2–5 Jun 2026
Europe/London timezone

Postmodern Militarism as Entertainment – Fantasy, Subculture and Gender in the Japanese Military Magazine “Mamor”

4 Jun 2026, 13:15

Description

How does one cultivate militarism in a country that legally has no military? For the Japan Self-Defense Forces (JSDF), this question lies at the core of their existence as “Uneasy Warriors” (Frühstück, 2007), the quasi-military of an officially demilitarised state. However, analysing JSDF portrayals in the military magazine “Mamor”, my research finds no unease. Instead, a rather traditional warrior masculinity is promoted throughout the magazine.
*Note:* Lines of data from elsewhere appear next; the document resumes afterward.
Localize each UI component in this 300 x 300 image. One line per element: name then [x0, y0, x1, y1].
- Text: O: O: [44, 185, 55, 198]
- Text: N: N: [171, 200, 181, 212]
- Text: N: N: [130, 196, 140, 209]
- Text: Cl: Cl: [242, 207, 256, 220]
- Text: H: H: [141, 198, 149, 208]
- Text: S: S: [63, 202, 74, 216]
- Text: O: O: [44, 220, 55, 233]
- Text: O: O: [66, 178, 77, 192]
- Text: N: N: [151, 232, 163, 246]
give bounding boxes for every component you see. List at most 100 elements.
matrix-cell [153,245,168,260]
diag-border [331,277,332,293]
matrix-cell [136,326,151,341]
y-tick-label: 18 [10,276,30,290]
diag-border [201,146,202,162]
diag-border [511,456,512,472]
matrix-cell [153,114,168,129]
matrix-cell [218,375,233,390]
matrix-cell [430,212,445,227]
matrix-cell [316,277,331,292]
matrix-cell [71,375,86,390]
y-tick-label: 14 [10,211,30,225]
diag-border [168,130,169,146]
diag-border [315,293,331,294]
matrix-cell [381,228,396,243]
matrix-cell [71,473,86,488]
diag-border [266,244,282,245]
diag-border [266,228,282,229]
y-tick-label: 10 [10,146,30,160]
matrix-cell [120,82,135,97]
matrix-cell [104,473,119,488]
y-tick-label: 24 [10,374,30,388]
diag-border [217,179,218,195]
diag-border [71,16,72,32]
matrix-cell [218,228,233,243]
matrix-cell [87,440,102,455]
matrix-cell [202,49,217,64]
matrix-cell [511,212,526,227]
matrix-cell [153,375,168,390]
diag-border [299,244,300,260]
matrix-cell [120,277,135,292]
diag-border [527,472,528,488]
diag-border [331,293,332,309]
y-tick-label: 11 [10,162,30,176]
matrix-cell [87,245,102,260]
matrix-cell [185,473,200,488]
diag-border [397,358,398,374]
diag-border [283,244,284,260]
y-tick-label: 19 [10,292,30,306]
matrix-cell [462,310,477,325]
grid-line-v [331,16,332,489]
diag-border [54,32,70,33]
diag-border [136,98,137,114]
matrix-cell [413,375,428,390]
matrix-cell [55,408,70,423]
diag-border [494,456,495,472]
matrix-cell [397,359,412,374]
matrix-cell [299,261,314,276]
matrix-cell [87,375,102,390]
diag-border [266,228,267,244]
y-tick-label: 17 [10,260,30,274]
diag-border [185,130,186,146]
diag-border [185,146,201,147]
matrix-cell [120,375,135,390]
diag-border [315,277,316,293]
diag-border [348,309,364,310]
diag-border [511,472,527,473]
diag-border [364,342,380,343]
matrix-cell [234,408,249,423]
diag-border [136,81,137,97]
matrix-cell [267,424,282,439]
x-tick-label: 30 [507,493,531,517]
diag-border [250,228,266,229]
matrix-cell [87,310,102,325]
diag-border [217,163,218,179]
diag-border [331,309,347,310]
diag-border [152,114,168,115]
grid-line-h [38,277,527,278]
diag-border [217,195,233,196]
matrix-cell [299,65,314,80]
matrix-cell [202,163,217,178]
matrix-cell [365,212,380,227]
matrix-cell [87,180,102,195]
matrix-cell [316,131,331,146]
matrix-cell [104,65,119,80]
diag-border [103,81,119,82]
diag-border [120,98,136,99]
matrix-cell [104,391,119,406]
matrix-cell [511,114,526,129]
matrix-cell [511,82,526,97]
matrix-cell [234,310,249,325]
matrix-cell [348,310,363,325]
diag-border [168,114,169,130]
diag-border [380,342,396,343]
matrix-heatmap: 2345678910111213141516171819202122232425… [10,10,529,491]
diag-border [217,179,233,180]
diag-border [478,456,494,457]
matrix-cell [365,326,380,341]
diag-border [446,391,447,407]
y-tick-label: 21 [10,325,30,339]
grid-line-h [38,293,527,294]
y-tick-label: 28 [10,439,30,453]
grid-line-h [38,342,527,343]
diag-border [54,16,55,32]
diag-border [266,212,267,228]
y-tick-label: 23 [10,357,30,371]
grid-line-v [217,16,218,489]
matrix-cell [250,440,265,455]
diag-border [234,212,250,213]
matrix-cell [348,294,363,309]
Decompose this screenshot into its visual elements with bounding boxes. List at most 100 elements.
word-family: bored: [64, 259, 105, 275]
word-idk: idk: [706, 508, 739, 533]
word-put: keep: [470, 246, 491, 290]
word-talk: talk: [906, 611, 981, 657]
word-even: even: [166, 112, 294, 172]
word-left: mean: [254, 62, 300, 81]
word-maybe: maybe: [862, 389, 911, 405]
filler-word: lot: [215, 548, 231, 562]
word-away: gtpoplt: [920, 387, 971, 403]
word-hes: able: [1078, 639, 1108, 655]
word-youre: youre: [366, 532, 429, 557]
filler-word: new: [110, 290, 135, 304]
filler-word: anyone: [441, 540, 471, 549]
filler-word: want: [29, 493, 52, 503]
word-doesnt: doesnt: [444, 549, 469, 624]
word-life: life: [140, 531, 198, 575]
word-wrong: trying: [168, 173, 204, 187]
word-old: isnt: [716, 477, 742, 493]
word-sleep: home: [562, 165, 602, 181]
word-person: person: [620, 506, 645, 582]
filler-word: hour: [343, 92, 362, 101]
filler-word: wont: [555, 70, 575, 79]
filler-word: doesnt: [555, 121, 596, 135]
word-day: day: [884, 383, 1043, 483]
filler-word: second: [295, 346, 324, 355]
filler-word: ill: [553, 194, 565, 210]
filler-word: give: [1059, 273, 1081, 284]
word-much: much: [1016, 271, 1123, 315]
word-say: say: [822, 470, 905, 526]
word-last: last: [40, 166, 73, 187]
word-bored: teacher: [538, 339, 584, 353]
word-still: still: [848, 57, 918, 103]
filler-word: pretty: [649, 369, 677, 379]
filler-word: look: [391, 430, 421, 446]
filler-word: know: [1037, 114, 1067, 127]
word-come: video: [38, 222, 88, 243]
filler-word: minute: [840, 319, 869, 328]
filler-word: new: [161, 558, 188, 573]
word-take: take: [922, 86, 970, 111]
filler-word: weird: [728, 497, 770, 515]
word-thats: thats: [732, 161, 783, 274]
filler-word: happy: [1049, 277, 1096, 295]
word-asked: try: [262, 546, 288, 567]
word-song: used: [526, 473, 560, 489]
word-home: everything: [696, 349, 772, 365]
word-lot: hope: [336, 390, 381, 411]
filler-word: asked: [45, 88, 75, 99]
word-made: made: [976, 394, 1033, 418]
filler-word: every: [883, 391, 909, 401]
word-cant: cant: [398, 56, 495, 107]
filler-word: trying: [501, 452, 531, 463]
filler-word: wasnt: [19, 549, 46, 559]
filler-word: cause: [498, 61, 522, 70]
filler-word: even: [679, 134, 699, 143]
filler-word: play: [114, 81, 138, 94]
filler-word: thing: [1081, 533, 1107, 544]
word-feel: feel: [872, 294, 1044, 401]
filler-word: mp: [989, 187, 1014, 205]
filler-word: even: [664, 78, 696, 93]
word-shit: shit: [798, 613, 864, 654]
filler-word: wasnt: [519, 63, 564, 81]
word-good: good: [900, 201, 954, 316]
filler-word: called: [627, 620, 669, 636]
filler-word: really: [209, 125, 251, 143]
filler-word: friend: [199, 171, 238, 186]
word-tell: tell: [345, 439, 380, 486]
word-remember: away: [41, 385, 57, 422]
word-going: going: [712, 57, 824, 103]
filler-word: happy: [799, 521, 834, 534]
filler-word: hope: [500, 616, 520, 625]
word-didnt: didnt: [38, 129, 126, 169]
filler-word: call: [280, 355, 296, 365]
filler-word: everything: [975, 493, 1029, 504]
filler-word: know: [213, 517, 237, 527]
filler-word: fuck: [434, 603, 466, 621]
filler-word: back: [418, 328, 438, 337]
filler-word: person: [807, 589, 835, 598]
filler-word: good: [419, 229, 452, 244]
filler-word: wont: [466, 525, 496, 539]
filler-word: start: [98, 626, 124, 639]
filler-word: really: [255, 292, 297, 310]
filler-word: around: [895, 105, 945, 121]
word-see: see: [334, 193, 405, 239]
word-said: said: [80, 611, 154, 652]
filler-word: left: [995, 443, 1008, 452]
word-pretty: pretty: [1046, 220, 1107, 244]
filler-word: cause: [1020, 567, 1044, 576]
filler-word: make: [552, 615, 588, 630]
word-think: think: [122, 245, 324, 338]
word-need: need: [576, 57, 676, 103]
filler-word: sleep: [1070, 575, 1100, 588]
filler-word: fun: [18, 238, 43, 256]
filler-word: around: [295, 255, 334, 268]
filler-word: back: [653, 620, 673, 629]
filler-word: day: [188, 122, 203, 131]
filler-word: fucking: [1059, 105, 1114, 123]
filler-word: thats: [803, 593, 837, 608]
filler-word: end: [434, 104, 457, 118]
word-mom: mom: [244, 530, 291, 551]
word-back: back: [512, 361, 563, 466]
Employing visual discourse analysis, I show how in Mamor, popular culture and gender are leveraged to construct and maintain a military-friendly subculture that promotes traditional military values but strips them of their overt political content. Mamor achieves this by commodifying the JSDF, creating a pleasurable version of militarism which reframes military violence as an exciting game and constructs subcultural fantasies of a heroic and beloved JSDF. Subcultural militarism is constructed around a shared “database” of narrative elements from which individuals construct their own, highly personalised narrative of militarism, translocating political narration to content consumers. Rather than facing and resolving conflicts around militarisation, they are bypassed instead. This process ultimately represents an intriguing pattern of adaptation to the societal pressures faced by postmodern militaries navigating tensions between democratic values and cultures of masculinised military violence.